An important feature of these environs is the Spinnerai complex, and part of it, Halle 14. Spinnerai is an old cotton mill that in the last 25 years has been converted to a hub of artistic activity. Private galleries set up shop in converted galleries. Countless artists have residencies there, able to bounce ideas off of new and inspiring colleagues from around the world. Halle 14 is one of those contemporary art institutions that does so much you can’t help but be awed. They offer residencies for up and coming artists. They have a huge exhibition space, with thoughtful exhibitions such as Does Humor Belong in Art?. They have a library of over one million art history publications. They have extensive pedagogic programs for children. They offer workshops and lectures for those of us who have left our childlike nature behind.
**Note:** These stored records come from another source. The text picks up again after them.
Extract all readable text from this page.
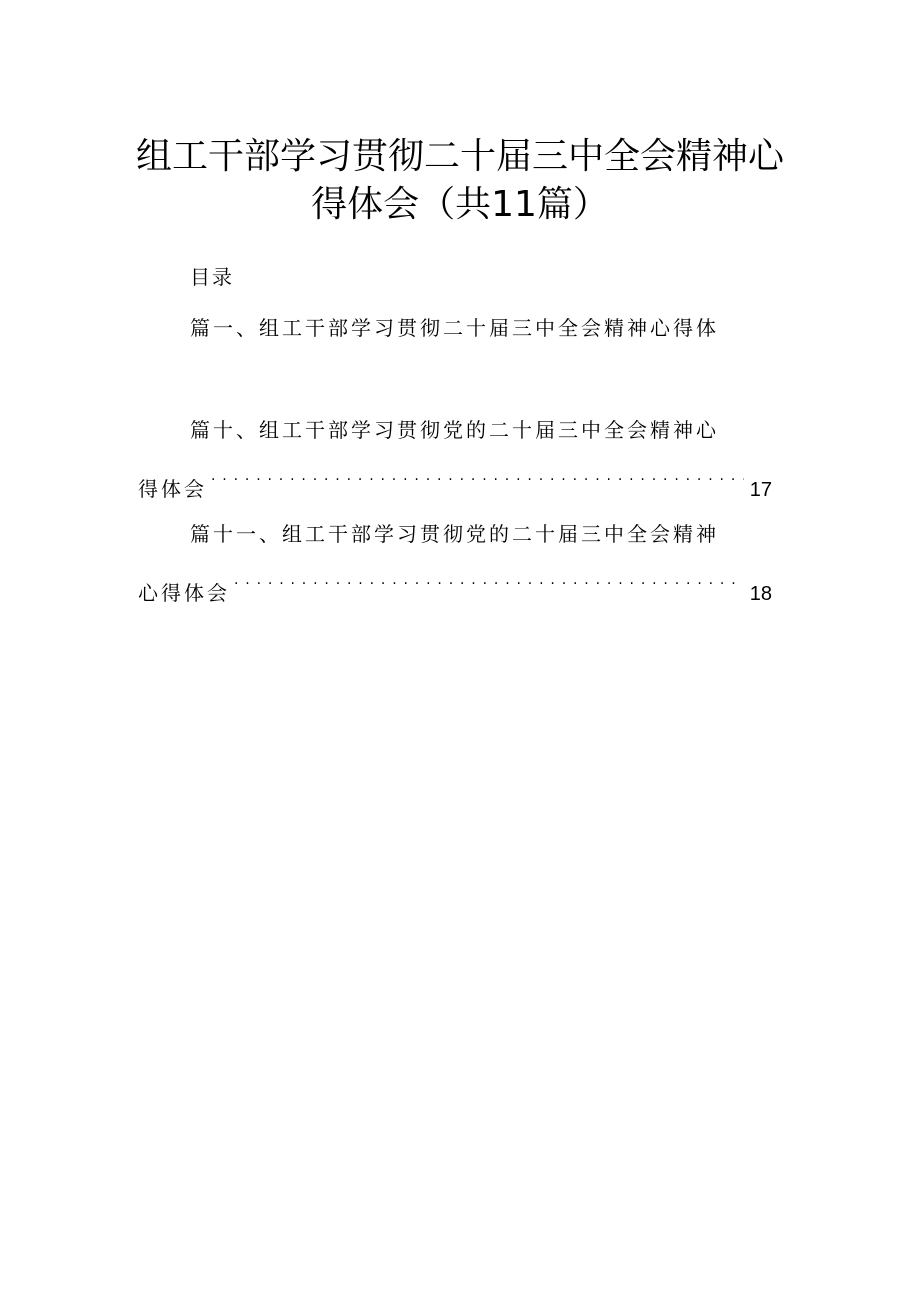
组工干部学习贯彻二十届三中全会精神心
得体会（共11篇）
目录
篇一、组工干部学习贯彻二十届三中全会精神心得体
篇十、组工干部学习贯彻党的二十届三中全会精神心
得体会 . . .	17
篇十一、组工干部学习贯彻党的二十届三中全会精神
心得体会 . . .	18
All of this benefits from the massive complex of the used-to-be factory. What Budapest lacked in physical space for art, Spinnerai excels. My friend’s studio was giant, with ceilings high enough and spaces wide enough for an abundance of creativity. You can see movies projected on an old wall. You can explore. You can collaborate, You can create.
But its not just these outer areas the push the limits. The museum of fine arts (museum der bildenden künste in German) was destroyed during the war, so it was rebuilt in a stunning realization of modern architecture, a huge cube that is a 3-D labyrinth of gallery spaces, open spaces for large installations, and room to breathe. The type of museum similar to the British Museum or the Louvre, not being in a palace makes a statement. Great art from the past shouldn’t remain in the past, rather it is a bridge to now.
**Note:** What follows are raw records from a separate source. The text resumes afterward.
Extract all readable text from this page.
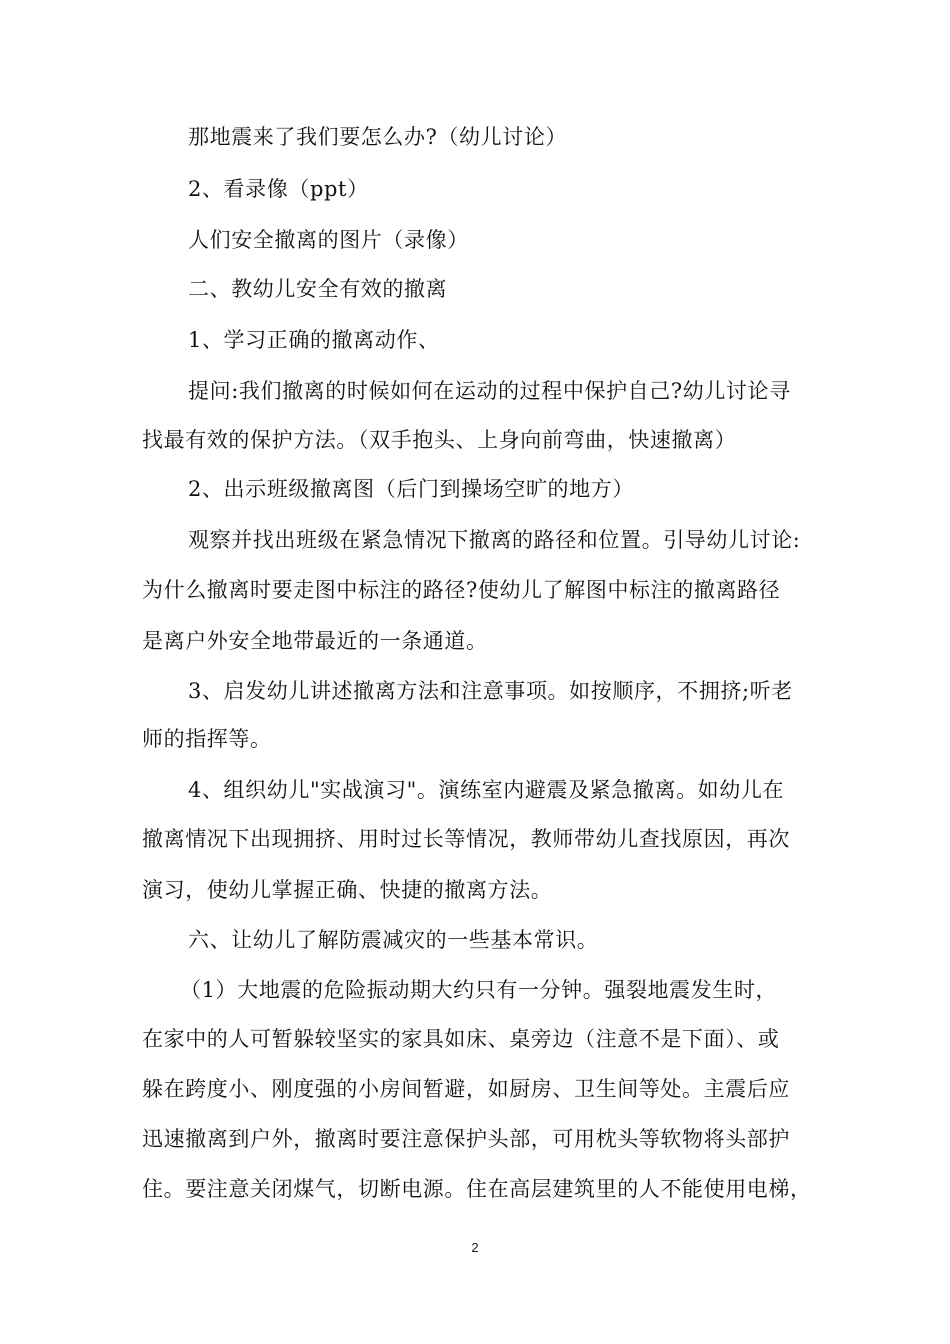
那地震来了我们要怎么办?（幼儿讨论）
2、看录像（ppt）
人们安全撤离的图片（录像）
二、教幼儿安全有效的撤离
1、学习正确的撤离动作、
提问:我们撤离的时候如何在运动的过程中保护自己?幼儿讨论寻
找最有效的保护方法。（双手抱头、上身向前弯曲，快速撤离）
2、出示班级撤离图（后门到操场空旷的地方）
观察并找出班级在紧急情况下撤离的路径和位置。引导幼儿讨论:
为什么撤离时要走图中标注的路径?使幼儿了解图中标注的撤离路径
是离户外安全地带最近的一条通道。
3、启发幼儿讲述撤离方法和注意事项。如按顺序，不拥挤;听老
师的指挥等。
4、组织幼儿"实战演习"。演练室内避震及紧急撤离。如幼儿在
撤离情况下出现拥挤、用时过长等情况，教师带幼儿查找原因，再次
演习，使幼儿掌握正确、快捷的撤离方法。
六、让幼儿了解防震减灾的一些基本常识。
（1）大地震的危险振动期大约只有一分钟。强裂地震发生时，
在家中的人可暂躲较坚实的家具如床、桌旁边（注意不是下面）、或
躲在跨度小、刚度强的小房间暂避，如厨房、卫生间等处。主震后应
迅速撤离到户外，撤离时要注意保护头部，可用枕头等软物将头部护
住。要注意关闭煤气，切断电源。住在高层建筑里的人不能使用电梯，
2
Trams and bikes are the way to get around. Somehow, they work together in a peaceful system, even though conceptually the two are intrusive. There’s no problem with the vast number of bicycles and pedestrians. Last night I saw two bikes gently bump as they went for the same gap. In America, a definite fight. Here, a chuckle and the moment passes.
We finished off our time nicely last night. A day long street festival in our arty, hip neighborhood highlighted the creative community. Bands played all day. People hula-hooped. Naked babies danced in the street, while adults enjoyed each other’s company, beer and street food aplenty. I met a couple of people from France, and was overjoyed to re-immerse myself in French for a few hours. We had a great discussion on the power of places like this, where expression is inspired, relationships strong, and the push to explore creative boundaries is alive. Without a doubt, all of Leipzig has flourished since the wall fell. And good it has, because every girl next door needs a twist.
We head out to Berlin now. I’m stoked to see how this sort of community and artistic edge in a much bigger urban environment. I’m stoked for everything about Berlin actually.